The various unions that a lived experience worker might join have developed internal structures to better support different interests within the union. Most unions are organised into local branches, which are the most likely place an ordinary member would interface with the union. Branches must hold regular meetings for members, but in all honesty, in most places, branch meetings are seldom attended by anyone other than branch activists. Unions also tend to have a variety of regional level and national level structures and committees for driving forward the business of the union. Unison, the large public service union, has been commended by external commentators for its equalities structures. Different forums within the union have been developed as protected spaces for supporting the voice of specific groups who have notably been subject to workplace and societal disadvantage. These so-called self-organised groups are linked to branch level roles (e.g. Branch Women’s Officer, Branch Disabled Members’ Officer, or Branch Black Members’ Officer) and hold their own annual delegate conferences to agree policies and take policy motions to the overarching National Delegate Conference which is the supreme decision making body of the union. Similarly, different work sectors have their own branches and national conferences e.g. health, local government, community and voluntary sector. Thus, a lived experience worker within Unison might be employed by the NHS, so they would be in a health branch, or they might be employed by a social enterprise or voluntary sector organisation, so would be part of the union’s community and voluntary sector. As an individual, this person might identify as disabled, a woman, as an ethnic minority or be a young member – so could be active within one or more of these self-organised sections. Beyond this, within the health sector, different occupational groups have their own national committees e.g. nurses and midwives or ambulance and paramedic staff; though there is not yet an occupational group committee for lived experience workers, this could be a future possibility where it to be asked for within the union’s democratic processes. As such, there are different opportunities and potential opportunities for activism associated with lived experience roles to be taken forward within the union.

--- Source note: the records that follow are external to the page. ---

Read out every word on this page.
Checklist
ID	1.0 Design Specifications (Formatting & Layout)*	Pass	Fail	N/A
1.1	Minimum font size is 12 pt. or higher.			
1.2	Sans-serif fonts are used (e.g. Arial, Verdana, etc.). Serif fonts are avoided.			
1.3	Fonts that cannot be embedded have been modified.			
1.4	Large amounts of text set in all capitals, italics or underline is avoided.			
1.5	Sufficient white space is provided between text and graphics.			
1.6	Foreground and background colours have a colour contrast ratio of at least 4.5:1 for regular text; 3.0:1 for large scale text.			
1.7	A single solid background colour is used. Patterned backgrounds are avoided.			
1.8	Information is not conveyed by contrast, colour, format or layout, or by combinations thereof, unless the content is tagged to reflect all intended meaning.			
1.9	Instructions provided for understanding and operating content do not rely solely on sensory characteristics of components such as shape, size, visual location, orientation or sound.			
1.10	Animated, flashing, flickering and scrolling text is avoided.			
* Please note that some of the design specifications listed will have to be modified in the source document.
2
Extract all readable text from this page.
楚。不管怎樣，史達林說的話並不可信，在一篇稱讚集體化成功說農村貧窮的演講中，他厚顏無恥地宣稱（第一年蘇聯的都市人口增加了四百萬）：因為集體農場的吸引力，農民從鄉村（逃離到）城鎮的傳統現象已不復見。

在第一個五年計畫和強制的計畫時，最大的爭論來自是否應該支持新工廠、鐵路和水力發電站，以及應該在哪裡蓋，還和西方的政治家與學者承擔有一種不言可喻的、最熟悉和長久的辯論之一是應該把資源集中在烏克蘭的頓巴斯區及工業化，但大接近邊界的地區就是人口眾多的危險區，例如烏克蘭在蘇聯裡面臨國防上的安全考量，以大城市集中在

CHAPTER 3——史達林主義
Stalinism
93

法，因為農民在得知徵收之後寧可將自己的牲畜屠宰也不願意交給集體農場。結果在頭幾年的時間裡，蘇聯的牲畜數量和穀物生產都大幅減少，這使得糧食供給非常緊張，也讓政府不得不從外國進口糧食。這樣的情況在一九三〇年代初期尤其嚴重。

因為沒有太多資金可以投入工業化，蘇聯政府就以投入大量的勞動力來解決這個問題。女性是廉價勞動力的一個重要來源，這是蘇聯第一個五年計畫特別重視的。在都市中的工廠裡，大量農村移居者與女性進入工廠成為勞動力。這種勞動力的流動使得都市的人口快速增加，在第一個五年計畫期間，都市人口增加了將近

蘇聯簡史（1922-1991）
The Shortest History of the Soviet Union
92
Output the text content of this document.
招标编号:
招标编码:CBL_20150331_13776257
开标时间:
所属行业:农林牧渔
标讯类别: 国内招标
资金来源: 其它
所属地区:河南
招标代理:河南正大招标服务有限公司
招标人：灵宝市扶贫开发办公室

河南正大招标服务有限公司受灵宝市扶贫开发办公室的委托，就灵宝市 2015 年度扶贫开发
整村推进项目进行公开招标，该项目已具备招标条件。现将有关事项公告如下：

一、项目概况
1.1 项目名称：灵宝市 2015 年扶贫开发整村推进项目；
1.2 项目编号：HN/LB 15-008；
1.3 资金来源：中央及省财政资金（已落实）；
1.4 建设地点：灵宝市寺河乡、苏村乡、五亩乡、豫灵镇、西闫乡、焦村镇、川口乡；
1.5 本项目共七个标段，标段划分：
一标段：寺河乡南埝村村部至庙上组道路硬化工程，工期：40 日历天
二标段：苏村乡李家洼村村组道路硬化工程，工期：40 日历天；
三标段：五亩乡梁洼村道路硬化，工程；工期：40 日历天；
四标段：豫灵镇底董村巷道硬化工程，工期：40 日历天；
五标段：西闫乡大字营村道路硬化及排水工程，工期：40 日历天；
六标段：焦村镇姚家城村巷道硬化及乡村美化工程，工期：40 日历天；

It is currently Unison policy to map lived experience roles, remuneration and further explore the potential for organising these roles within the union; this being decided at the last Health Conference because of a motion moved by the National Nursing occupational group which had been prompted by discussions with lived experience workers. The work to take this forward has been slow in being organised, largely because of broader organising issues and personnel changes within the union. The Nursing Committee remain keen to take this forward and committed to consult with lived experience workers and interested groups such as NSUN. This could be a golden opportunity for developing new opportunities for union membership and organising, with the promise to improve the material conditions of lived experience workers and, ideally, the esteem within which they are held by other workers. Beyond this, there might even be the potential to reinvigorate discussion and debate within the union about bigger issues framed by a politics of mental health, with lived experience worker activists in the vanguard of taking such matters forward.